The Computer and Technology group has plenty of great stocks, but investors should always be looking for companies that are outperforming their peers. Intuit (INTU - Free Report) is a stock that can certainly grab the attention of many investors, but do its recent returns compare favorably to the sector as a whole? One simple way to answer this question is to take a look at the year-to-date performance of INTU and the rest of the Computer and Technology group's stocks.
Intuit is one of 637 individual stocks in the Computer and Technology sector. Collectively, these companies sit at #10 in the Zacks Sector Rank. The Zacks Sector Rank considers 16 different groups, measuring the average Zacks Rank of the individual stocks within the sector to gauge the strength of each group.

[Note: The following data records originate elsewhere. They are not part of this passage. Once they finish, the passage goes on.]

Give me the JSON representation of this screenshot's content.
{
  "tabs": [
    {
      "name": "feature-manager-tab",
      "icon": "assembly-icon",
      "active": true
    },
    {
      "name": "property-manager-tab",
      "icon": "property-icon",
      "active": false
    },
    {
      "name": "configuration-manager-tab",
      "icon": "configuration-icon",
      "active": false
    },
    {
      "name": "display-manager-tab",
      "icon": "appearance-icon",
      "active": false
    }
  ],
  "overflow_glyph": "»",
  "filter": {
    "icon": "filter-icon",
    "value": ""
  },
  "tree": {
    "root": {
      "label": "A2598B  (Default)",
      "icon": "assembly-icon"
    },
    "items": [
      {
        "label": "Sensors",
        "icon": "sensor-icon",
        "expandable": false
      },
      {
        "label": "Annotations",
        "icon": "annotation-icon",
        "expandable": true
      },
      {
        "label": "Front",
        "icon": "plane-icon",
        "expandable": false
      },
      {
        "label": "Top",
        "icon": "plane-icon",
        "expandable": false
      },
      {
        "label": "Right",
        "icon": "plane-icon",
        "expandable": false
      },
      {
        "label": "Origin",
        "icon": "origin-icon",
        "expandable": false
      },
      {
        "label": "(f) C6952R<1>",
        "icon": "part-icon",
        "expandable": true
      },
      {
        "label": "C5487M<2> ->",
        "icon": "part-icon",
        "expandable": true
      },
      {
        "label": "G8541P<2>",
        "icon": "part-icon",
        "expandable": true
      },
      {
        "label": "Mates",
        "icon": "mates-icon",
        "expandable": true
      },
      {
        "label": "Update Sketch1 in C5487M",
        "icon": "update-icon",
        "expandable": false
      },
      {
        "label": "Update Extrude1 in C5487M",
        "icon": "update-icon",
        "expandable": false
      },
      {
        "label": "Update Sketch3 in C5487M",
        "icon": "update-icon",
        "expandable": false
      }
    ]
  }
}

The Zacks Rank emphasizes earnings estimates and estimate revisions to find stocks with improving earnings outlooks. This system has a long record of success, and these stocks tend to be on track to beat the market over the next one to three months. INTU is currently sporting a Zacks Rank of #2 (Buy).
The Zacks Consensus Estimate for INTU's full-year earnings has moved 4.06% higher within the past quarter. This is a sign of improving analyst sentiment and a positive earnings outlook trend.
Based on the most recent data, INTU has returned 30.80% so far this year. At the same time, Computer and Technology stocks have gained an average of 15.48%. This means that Intuit is outperforming the sector as a whole this year.
Looking more specifically, INTU belongs to the Computer - Software industry, a group that includes 47 individual stocks and currently sits at #156 in the Zacks Industry Rank. Stocks in this group have gained about 29.13% so far this year, so INTU is performing better this group in terms of year-to-date returns.
Investors with an interest in Computer and Technology stocks should continue to track INTU. The stock will be looking to continue its solid performance.